A visit by North Korean Foreign Minister Ri Yong-ho to Beijing in early December aimed to strengthen the historic DPRK-PRC relationship, which has not always been as cordial as often expected. China has multiple considerations: its own status as a responsible great power, and its desire for the US and DPRK to put their differences aside and engage in a productive implementation of the statement that came out of the Singapore summit. This is no surprise, but at a time when the Beijing-Washington relationship is far from positive, will China step up its support for the North?
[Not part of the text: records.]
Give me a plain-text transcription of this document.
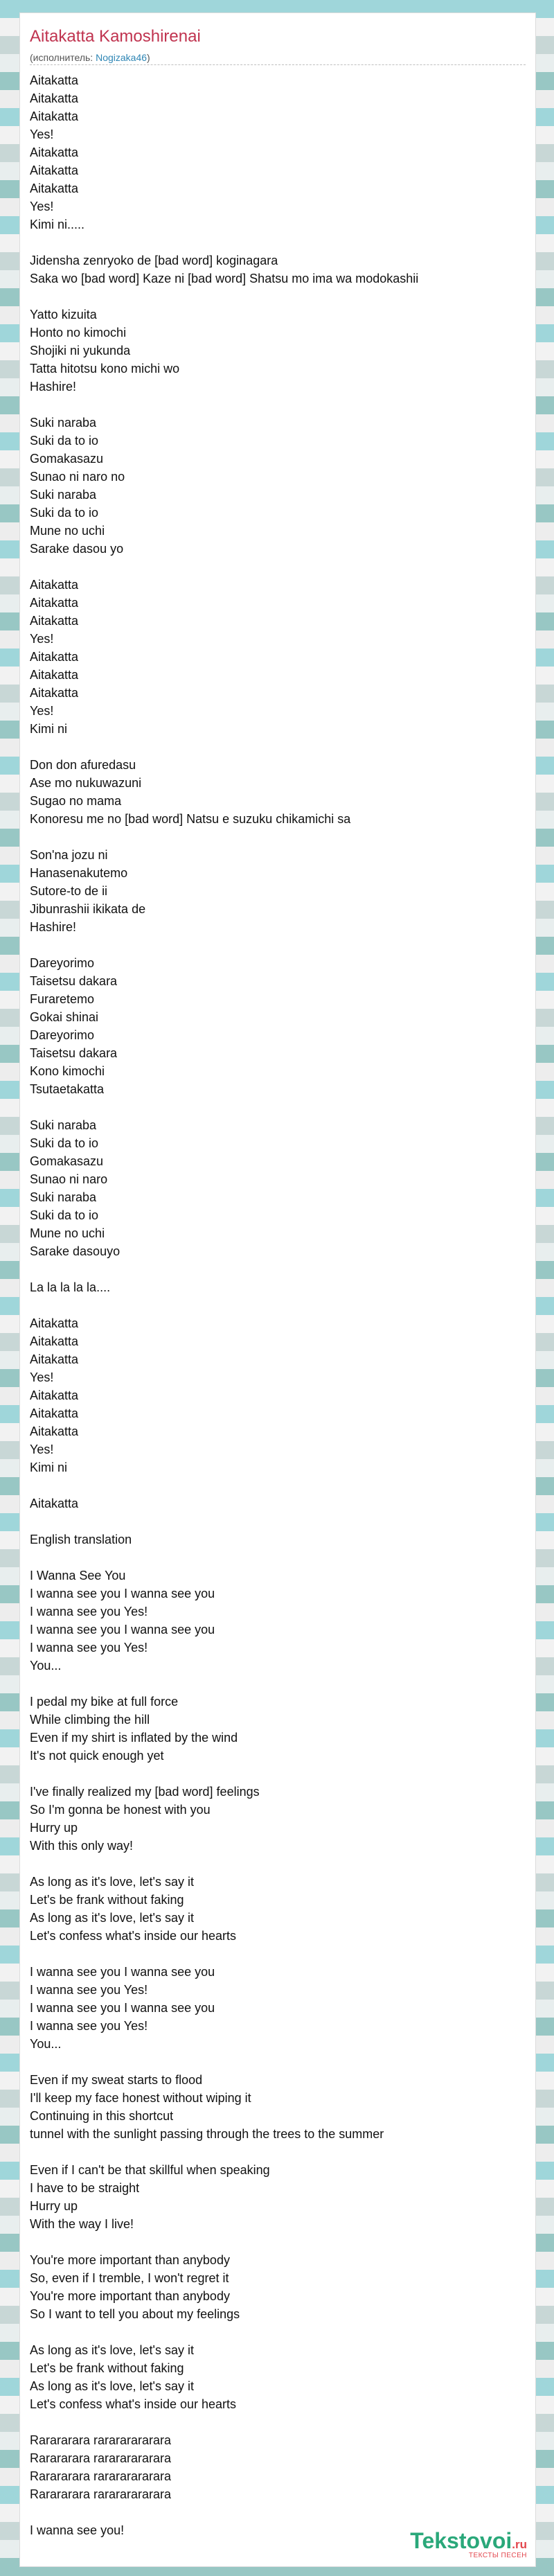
Aitakatta Kamoshirenai
(исполнитель: Nogizaka46)
Aitakatta
Aitakatta
Aitakatta
Yes!
Aitakatta
Aitakatta
Aitakatta
Yes!
Kimi ni.....
Jidensha zenryoko de [bad word] koginagara
Saka wo [bad word] Kaze ni [bad word] Shatsu mo ima wa modokashii
Yatto kizuita
Honto no kimochi
Shojiki ni yukunda
Tatta hitotsu kono michi wo
Hashire!
Suki naraba
Suki da to io
Gomakasazu
Sunao ni naro no
Suki naraba
Suki da to io
Mune no uchi
Sarake dasou yo
Aitakatta
Aitakatta
Aitakatta
Yes!
Aitakatta
Aitakatta
Aitakatta
Yes!
Kimi ni
Don don afuredasu
Ase mo nukuwazuni
Sugao no mama
Konoresu me no [bad word] Natsu e suzuku chikamichi sa
Son'na jozu ni
Hanasenakutemo
Sutore-to de ii
Jibunrashii ikikata de
Hashire!
Dareyorimo
Taisetsu dakara
Furaretemo
Gokai shinai
Dareyorimo
Taisetsu dakara
Kono kimochi
Tsutaetakatta
Suki naraba
Suki da to io
Gomakasazu
Sunao ni naro
Suki naraba
Suki da to io
Mune no uchi
Sarake dasouyo
La la la la la....
Aitakatta
Aitakatta
Aitakatta
Yes!
Aitakatta
Aitakatta
Aitakatta
Yes!
Kimi ni
Aitakatta
English translation
I Wanna See You
I wanna see you I wanna see you
I wanna see you Yes!
I wanna see you I wanna see you
I wanna see you Yes!
You...
I pedal my bike at full force
While climbing the hill
Even if my shirt is inflated by the wind
It's not quick enough yet
I've finally realized my [bad word] feelings
So I'm gonna be honest with you
Hurry up
With this only way!
As long as it's love, let's say it
Let's be frank without faking
As long as it's love, let's say it
Let's confess what's inside our hearts
I wanna see you I wanna see you
I wanna see you Yes!
I wanna see you I wanna see you
I wanna see you Yes!
You...
Even if my sweat starts to flood
I'll keep my face honest without wiping it
Continuing in this shortcut
tunnel with the sunlight passing through the trees to the summer
Even if I can't be that skillful when speaking
I have to be straight
Hurry up
With the way I live!
You're more important than anybody
So, even if I tremble, I won't regret it
You're more important than anybody
So I want to tell you about my feelings
As long as it's love, let's say it
Let's be frank without faking
As long as it's love, let's say it
Let's confess what's inside our hearts
Rarararara rarararararara
Rarararara rarararararara
Rarararara rarararararara
Rarararara rarararararara
I wanna see you!	Tekstovoi.ru
ТЕКСТЫ ПЕСЕН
Despite China not committing itself to a traditional “alliance” with the North – instead emphasising its traditional “friendship” – China remains the North’s main trading partner, accounting for 90 per cent of the North’s trade. The PRC simultaneously remains committed towards encouraging the North’s denuclearisation, having supported (albeit reluctantly) UN Security Council sanctions on the state, but, together with Russia, has also called for softened sanctions.

Kim’s affirmation of the Pyongyang-Beijing relationship may be symbolic, but also strategic.

Chinese President Xi Jinping (left) with Kim in Beijing on June 19. North Korea and China engaged in continuing dialogue in 2018. Photo: EPA-EFE/North Korean Central News Agency

The call to China in his New Year’s address – and other socialist allies, including Cuba – may signal how 2019 will see not just the continuing of diplomacy between the US and South Korea (and the growing differences between these two allies on how best to deal with the North), but a growing attempt for Pyongyang to consolidate its friendships elsewhere, especially given the current political battles between China and the West.

Pyongyang must now juggle multiple balls: diplomatic momentum with the US and South Korea, coercing Washington into conceding on sanctions and pressure, and enhancing friendships with China, Vietnam and other socialist states.

Yet, diplomacy with a smile is not akin to tangible progress. It seems unlikely that China will take any drastic move to punish its “little brother” of the North, beyond what it has already done in 2018, but will keep up its calls for peace, denuclearisation and stability on the peninsula.

A second meeting between Kim and US President Donald Trump in 2019 seems likely, but will only make substantive progress if the summit statement does not echo of ambiguity, as was seen in Singapore.

Kim’s speech stated his readiness “to meet the US president again”, but he followed this with a warning to the US. If sanctions and pressure continue, the world should not be shocked if Pyongyang seeks to “find a new way for defending the sovereignty of the country”. When the threshold is crossed – whatever it may be – we may be back to the days of nuclear and missile testing.

The big question is when this threshold will be crossed. Although we know what happened in 2018, in the months following the New Year’s address, we should not be surprised if 2019 commences with somewhat less momentum.